Why I've switched to using CPF OA to pay for my property loan

Previously, I was paying the monthly mortgage on my housing loan using cash. With the change in the interest rate environment, doing so no longer makes sense, and here's why I'll be switching to CPF OA to make the monthly payment going forward.

As of writing, the CPF OA pays an interest rate of 2.5% p.a. (the legislated minimum) - see info below for details from the CPF website.

Source: CPF website

With the recent changes to the interest rate environment around the world as well as in SG, it is now possible to get risk-free yields higher than 2.5% p.a. - see my previous post on SGS T-bills. In fact, I recently applied for and was successfully allotted 6M T-bills at 2.93% p.a. and 1Y T-bills at 3.1% p.a.

In this context, earning 2.5% p.a. risk-free is sub-optimal. The rational options are either to (a) use CPF OA monies to pay for housing loan, and invest the freed-up cash in higher-yielding products, or (b) transfer monies from OA to SA (one-way, irreversible), to enjoy the higher SA interest rate. [There is also option (c) of investing OA monies via CPF-IS, the result is effectively the same as (a).]

I've decided to go ahead with (a). The monthly deduction will be greater than my monthly contribution to OA, plus I don't have much funds in my OA to begin with (having done OA->SA transfer a while ago, and also investing a portion of OA via CPF-IS) so I'll likely zero out my OA in a few months' time. At that juncture, I'll have to decide whether to switch back to cash to make my mortgage payments, or to liquidate some of my CPF-IS holdings.

Tldr; it's no longer good enough to earn 2.5% p.a. on CPF OA; you are leaving money on the table because you can now earn 3% or better, risk-free.
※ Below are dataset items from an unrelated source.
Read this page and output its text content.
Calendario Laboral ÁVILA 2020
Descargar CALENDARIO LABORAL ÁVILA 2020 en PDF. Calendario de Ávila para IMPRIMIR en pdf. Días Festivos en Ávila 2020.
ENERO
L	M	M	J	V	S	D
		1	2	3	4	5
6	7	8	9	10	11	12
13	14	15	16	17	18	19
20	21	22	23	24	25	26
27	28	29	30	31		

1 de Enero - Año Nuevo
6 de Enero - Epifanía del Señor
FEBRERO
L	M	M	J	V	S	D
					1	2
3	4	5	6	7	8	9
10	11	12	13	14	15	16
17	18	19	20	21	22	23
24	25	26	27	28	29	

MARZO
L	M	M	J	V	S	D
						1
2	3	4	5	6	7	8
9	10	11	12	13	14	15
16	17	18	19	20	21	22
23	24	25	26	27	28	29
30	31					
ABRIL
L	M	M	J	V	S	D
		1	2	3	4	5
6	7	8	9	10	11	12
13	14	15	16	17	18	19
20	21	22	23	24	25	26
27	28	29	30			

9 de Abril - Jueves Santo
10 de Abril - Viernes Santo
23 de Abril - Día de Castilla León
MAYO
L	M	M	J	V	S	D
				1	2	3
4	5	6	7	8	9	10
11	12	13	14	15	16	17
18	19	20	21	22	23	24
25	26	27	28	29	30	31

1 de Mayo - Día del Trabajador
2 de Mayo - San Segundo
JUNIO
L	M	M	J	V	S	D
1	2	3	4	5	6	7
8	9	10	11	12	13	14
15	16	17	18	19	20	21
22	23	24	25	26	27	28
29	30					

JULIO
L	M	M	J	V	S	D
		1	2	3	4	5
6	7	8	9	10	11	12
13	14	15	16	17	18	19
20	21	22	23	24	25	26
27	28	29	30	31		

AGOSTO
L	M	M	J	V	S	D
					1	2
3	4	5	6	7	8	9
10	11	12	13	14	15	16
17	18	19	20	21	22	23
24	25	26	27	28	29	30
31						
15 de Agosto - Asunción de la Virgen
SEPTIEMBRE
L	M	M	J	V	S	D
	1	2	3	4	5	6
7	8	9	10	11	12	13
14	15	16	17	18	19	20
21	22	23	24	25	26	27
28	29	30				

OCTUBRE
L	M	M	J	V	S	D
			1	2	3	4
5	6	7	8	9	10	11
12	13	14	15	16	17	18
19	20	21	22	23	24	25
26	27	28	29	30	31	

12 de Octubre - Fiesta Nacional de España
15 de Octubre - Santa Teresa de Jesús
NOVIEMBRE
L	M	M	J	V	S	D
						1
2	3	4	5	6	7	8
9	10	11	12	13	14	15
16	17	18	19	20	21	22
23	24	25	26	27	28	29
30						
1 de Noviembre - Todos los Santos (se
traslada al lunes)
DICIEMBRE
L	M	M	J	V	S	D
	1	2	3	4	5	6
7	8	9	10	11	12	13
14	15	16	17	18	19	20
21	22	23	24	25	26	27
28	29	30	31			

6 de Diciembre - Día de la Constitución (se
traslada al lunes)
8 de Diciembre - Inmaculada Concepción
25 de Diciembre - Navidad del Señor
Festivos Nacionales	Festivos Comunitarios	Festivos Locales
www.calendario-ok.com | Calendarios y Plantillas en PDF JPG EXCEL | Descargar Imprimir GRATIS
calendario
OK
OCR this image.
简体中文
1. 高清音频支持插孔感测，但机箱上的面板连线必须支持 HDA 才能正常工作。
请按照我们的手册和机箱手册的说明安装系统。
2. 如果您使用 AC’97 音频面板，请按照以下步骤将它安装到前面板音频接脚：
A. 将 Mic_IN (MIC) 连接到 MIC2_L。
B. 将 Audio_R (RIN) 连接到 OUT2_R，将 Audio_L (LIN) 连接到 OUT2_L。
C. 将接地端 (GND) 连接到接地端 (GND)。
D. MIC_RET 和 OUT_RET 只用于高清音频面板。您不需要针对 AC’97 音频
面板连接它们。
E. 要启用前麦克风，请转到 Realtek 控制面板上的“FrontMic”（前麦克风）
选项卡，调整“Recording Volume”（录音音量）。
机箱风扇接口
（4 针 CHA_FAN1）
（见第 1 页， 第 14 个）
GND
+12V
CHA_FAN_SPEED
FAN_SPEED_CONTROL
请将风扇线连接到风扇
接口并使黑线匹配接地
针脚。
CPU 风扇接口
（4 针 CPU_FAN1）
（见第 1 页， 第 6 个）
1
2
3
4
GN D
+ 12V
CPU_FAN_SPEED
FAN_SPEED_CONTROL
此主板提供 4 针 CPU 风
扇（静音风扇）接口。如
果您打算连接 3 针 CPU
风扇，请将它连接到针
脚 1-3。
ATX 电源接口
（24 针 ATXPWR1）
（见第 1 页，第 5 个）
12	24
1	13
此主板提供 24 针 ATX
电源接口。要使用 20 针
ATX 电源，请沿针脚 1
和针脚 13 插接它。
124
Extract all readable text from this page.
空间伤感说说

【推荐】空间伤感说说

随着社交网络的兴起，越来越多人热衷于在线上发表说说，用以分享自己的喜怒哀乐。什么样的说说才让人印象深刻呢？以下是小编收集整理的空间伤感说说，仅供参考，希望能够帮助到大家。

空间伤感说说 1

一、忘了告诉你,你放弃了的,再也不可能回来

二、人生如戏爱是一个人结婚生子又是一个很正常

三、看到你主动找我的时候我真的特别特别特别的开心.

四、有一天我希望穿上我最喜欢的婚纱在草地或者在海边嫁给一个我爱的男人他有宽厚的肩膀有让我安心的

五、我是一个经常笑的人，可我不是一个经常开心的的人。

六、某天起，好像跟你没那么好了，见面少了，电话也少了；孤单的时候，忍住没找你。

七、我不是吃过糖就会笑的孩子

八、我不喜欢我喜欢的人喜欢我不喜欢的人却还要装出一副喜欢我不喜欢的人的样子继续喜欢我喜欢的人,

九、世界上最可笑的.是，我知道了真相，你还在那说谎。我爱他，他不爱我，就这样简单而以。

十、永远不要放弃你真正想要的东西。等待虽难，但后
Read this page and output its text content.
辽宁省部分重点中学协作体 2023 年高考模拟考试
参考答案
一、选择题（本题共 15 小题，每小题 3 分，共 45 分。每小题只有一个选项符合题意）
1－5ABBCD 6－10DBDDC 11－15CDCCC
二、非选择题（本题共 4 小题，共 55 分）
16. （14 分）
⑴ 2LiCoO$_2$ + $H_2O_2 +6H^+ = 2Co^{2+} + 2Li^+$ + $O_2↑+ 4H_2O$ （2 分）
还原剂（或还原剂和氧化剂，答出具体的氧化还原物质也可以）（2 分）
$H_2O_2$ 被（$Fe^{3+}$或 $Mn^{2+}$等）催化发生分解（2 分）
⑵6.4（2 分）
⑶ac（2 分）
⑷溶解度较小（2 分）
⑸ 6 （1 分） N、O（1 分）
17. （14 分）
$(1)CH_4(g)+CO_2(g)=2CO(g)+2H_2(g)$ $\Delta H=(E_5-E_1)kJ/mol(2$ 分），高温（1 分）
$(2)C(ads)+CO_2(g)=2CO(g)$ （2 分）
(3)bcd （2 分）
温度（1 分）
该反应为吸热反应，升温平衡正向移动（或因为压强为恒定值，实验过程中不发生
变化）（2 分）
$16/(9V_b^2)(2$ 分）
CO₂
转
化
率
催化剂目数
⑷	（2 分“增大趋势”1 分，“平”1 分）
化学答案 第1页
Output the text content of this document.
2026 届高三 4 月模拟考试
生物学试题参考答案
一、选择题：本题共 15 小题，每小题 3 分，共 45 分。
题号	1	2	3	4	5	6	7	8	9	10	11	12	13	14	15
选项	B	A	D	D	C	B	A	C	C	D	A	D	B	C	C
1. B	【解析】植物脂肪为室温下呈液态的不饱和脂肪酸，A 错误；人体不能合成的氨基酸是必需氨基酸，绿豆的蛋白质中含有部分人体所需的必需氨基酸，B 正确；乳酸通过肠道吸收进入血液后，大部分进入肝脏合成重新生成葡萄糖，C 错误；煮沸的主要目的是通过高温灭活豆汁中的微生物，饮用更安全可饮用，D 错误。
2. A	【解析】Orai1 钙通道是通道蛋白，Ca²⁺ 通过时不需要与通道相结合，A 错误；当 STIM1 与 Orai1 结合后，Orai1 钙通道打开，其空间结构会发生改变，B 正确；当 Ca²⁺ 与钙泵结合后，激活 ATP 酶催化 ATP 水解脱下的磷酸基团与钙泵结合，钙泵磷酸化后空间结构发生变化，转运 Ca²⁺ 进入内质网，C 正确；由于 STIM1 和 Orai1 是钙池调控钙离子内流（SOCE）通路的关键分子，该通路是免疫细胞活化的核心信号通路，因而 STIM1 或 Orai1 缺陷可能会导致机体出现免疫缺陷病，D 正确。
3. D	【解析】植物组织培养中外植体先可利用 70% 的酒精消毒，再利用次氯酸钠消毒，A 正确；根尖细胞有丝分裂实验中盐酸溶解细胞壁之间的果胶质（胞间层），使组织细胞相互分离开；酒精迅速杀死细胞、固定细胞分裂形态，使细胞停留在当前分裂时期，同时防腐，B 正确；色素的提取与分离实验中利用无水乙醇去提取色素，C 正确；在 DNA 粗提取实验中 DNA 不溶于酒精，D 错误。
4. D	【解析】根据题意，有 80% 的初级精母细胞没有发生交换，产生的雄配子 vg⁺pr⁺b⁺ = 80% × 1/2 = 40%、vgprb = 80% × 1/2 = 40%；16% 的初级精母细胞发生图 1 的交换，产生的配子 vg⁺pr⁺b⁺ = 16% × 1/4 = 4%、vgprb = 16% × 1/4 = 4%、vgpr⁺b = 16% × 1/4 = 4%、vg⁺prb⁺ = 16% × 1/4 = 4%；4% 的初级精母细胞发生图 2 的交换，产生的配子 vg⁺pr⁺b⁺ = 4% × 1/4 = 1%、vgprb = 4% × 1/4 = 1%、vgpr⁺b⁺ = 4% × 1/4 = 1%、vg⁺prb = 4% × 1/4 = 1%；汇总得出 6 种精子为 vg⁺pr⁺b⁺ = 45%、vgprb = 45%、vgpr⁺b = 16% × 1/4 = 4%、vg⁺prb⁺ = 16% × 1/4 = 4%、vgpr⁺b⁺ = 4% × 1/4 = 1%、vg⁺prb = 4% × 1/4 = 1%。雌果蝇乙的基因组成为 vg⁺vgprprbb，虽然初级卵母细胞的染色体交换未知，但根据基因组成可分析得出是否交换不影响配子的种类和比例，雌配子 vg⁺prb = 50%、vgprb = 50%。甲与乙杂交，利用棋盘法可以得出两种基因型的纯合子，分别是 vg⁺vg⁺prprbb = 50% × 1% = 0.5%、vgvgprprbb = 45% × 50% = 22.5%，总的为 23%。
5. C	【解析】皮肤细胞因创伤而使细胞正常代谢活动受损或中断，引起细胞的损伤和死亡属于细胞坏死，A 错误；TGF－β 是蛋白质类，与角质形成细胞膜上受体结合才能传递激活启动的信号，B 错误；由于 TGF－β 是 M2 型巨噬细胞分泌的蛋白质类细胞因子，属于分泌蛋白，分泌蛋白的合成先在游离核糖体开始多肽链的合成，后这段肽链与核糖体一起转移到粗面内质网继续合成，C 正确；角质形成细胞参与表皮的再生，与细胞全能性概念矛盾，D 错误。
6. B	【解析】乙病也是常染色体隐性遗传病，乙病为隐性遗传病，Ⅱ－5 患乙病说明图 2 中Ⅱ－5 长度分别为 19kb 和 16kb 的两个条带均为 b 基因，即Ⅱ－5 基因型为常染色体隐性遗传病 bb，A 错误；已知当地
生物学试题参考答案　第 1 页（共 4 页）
P.S. Some readers might have realised that the SA/MA interest rates will surpass 4% during one of the revisions ins 2023. This is a certainty, not a probability, given that 10YSGS is already passing 3% as of time of writing. For younger CPF members who have only known of 4% interest rate for SA/MA, this could be something of a historic moment. It also makes the OA->SA transfer slightly more attractive, but the fact remains that it is a irreversible transfer.

P.P.S. Even more astute readers might also realise that, while SA interest rates will go up, it is unlikely OA interest rates will increase anytime soon. The local banks' 3M FD rates are nowhere closely to 2.5% p.a. right now; in theory, they should be, since the 6M T-bill is at 2.93% p.a. However, these published FD rates aren't really meaningful, because almost always there are promotional FD rates offered by banks. Since the OA interest rate is pegged to the former, i.e. the published rates, we are not likely to see the OA interest rate increase beyond the current 2.5%.